Historically speaking, no one paid much attention to the workplace environment or the culture of a business, and the sentiment of the people working there. You were expected to show up, do your job, and not complain. The general feeling about work was that it was well, work. It was not considered a place where you were expected to feel good or be happy.
Even the idea of "being a team player" had an insinuation that you were going to experience something unpleasant, but for the greater good of the company.
That concept is waning. And it’s not out of a sense of pure goodwill. Companies have realized that they had better listen to how their employees feel about being at work and doing their jobs, and if it falls short of employee approvals, then something should be done about it.
On the flip side, there has been a lot of attention recently on the concept of a toxic workplace. First, it is important to understand what a "Toxic Work Culture" is and how it gets that way.
Fortunately, we don't have to look very far to find out if our work environment is toxic -- your fellow professionals will let you know about it. It's not just bad energy in the workplace, there are distinct, observable signals that you can be on the lookout for.
Deadlines won't be met regularly, gossip and rumors are alive and well in the office, and you constantly have to have smaller debrief meetings to follow up actual meetings so you can decode passive-aggressive comments made in the scheduled meetings.
Having a revolving door of employees is costly. It is estimated that employee turnover costs the US economy around 30 Billion dollars every year. Not only does your productivity suffer when someone steps away unexpectedly, but you now have to find someone new, train them, and get them up to speed in that position.
It's one issue if there is an employee with a constant stream of unfounded grievances, but when your regularly scheduled programming gets interrupted by a deluge of comments and problems from your normally productive and cohesive staff, then you have a real toxic issue brewing under the surface.
Lack of Communication
Sometimes no news isn't always good news. When you have a breakdown of communication in a workplace, there are often severe and negative outcomes. Communication is the yardstick that one could measure the productivity and positive culture of a workplace. If employees are communicating well with each other, and leadership, and everyone is giving and receiving information needed to get the job done, then you're looking at a company that is humming along quite well.
As soon as that starts to crack and fall apart, then productivity suffers, your bottom line suffers, morale of the staff suffers, and so on down the line.
In any group, the sum of its parts is made up of individuals. And individual personalities are bound to clash now and again, but when you have people, particularly people in leadership and influential positions who are working in opposition to the greater good of the group, then you have a very real problem on your hands.

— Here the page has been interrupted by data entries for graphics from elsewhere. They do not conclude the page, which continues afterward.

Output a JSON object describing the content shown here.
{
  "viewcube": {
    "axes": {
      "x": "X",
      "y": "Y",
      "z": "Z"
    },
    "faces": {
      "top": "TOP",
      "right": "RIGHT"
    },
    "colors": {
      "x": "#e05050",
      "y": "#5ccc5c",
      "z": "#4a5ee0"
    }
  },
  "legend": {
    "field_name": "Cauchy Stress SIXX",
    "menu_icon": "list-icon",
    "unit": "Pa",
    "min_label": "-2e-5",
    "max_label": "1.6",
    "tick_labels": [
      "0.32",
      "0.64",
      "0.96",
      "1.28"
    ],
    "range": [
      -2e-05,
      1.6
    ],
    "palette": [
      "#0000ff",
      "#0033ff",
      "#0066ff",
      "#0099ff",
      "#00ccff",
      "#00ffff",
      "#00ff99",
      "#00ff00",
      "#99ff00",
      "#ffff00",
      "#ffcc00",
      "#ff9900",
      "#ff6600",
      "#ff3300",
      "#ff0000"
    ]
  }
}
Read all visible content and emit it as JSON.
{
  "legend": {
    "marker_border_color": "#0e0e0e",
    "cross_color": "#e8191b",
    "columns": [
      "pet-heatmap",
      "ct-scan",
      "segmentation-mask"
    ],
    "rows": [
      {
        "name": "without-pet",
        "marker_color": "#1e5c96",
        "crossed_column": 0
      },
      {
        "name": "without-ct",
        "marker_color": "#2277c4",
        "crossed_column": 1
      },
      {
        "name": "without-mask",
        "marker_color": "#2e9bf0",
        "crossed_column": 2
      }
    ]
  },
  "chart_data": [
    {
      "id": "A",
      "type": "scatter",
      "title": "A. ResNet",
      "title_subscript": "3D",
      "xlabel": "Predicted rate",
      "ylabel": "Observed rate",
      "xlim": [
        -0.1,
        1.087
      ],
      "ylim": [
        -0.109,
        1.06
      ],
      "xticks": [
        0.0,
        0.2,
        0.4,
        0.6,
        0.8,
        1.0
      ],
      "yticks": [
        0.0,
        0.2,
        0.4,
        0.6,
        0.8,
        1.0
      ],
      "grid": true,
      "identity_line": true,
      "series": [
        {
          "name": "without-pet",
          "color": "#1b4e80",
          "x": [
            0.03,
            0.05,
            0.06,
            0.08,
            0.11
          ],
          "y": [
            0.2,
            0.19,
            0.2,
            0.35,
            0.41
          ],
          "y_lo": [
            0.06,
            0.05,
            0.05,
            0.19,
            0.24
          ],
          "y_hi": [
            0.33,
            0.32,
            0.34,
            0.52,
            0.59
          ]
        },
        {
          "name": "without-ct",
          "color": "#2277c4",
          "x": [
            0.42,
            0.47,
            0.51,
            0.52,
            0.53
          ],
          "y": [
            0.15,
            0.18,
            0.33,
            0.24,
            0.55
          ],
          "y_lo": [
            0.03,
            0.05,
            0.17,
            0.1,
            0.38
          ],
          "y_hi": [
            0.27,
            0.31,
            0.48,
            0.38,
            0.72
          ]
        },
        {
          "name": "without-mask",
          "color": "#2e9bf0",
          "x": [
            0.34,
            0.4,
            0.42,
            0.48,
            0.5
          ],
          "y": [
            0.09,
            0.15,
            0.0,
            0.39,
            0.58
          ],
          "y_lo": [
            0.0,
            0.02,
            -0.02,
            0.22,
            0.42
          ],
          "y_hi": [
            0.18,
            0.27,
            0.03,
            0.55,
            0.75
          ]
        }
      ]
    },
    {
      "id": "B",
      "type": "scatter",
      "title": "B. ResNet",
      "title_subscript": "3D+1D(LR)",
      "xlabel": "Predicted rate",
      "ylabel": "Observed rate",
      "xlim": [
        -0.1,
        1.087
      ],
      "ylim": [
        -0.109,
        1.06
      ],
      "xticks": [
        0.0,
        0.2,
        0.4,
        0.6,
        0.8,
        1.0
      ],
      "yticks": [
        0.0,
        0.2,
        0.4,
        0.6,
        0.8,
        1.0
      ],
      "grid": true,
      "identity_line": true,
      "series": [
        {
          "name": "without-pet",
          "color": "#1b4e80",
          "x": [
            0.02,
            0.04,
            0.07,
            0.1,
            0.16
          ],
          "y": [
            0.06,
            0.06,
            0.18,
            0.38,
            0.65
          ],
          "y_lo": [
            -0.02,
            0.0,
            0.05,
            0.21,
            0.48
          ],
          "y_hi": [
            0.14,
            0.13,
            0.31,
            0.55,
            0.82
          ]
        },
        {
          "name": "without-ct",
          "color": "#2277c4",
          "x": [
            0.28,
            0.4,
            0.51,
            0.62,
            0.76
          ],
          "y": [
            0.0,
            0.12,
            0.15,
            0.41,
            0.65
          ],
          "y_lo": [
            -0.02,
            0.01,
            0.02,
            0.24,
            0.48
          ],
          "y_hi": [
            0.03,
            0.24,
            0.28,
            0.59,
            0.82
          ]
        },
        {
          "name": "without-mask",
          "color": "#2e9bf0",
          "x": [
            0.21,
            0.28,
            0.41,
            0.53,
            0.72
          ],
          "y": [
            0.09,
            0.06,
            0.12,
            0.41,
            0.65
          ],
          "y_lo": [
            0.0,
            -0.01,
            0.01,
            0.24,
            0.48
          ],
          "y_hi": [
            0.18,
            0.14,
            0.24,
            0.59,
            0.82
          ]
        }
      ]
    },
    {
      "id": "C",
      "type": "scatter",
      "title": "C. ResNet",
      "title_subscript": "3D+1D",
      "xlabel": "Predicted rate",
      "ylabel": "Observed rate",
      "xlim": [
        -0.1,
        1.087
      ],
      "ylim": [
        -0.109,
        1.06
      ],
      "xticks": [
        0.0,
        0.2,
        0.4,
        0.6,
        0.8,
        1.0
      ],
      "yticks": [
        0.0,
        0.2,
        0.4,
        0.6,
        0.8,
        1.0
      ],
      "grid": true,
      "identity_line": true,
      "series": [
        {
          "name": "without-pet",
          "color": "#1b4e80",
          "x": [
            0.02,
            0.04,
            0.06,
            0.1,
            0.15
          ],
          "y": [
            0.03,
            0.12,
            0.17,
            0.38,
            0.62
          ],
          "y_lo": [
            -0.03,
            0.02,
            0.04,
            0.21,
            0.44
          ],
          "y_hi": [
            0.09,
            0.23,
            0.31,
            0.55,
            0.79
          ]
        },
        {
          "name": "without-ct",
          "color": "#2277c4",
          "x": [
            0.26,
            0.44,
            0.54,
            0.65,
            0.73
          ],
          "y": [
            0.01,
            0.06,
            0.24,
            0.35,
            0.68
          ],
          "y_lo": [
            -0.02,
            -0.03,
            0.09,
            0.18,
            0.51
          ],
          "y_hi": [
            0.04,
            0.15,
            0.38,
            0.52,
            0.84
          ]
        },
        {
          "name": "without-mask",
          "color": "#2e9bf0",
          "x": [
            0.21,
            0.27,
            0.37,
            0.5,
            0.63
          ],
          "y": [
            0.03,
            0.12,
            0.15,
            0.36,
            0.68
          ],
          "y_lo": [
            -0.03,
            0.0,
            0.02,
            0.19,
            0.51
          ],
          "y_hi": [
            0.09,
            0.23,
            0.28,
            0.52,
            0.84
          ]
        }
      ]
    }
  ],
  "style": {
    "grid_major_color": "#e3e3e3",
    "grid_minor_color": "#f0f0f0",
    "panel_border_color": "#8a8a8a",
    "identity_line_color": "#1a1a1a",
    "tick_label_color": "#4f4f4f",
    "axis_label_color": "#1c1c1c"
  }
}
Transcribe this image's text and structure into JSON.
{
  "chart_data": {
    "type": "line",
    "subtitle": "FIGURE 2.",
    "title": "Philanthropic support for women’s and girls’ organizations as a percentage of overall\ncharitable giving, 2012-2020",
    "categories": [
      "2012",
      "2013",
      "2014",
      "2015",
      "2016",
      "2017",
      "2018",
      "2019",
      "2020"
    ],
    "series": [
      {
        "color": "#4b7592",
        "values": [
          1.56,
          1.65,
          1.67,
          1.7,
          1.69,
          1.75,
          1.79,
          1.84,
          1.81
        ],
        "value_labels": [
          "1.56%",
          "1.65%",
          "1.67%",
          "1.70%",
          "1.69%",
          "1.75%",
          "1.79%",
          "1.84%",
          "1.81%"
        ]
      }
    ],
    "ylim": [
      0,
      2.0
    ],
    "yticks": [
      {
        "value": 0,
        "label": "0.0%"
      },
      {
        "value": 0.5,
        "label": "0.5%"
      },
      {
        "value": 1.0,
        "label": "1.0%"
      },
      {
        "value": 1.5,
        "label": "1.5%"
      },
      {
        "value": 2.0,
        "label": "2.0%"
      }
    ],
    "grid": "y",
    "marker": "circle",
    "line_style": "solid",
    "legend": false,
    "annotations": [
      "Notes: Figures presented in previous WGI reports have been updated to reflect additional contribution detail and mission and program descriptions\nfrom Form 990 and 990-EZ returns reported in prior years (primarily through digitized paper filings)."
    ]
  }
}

In toxic workplace cultures, people do not feel emotionally and psychologically safe, and ultimately, the business suffers. Rebuilding trust and a safe place to work is possible though. Steady, consistent focus in the right places will help you regain a foothold in the right places and your efforts to improve will start to show results.
What can you do?
One of the first and most important things to do is accept that you, as an executive or someone in a leadership position, are responsible for the wellbeing of your employees and that the culture is something that you are accountable for.
When it comes to identifying any person in your company who is actively contributing to the toxic work culture, you might find that they're busy doing things behind the scenes that are terminatable offenses, and if so, then you can send them on their merry way and improve the general temperature of the office immediately.
Short of that, it is essential to openly talk with your colleagues about what a more ideal culture would look and feel like. Getting company policies in place that can not only improve the culture but also safeguard the wellbeing of employees is a massive step in the right direction.
Identifying those things that are causing distress and contributing to dissatisfaction among the troops is the only way to confront them and find positive solutions that will create a better environment for all.
There should be a conversation where there are no wrong answers. Air out the grievances and allow everyone to be heard. The purpose should be to make the work experience better, and everyone should know that you're all there to brainstorm ways to improve. As long as that is in place, and everyone is on board with that intent, then positivity will result, even if there are items to be discussed that are currently causing negative feelings. The goal is to improve.
Talk with your team members about how you can institute a culture of respect, openness, consistency, integrity, credibility, and fairness. All these things are critical in rebuilding an environment where employees feel cared for, heard, acknowledged, respected, and valued.
Communication is vital to transforming your culture from one that causes emotional discontent to one that encourages the group to thrive as a whole.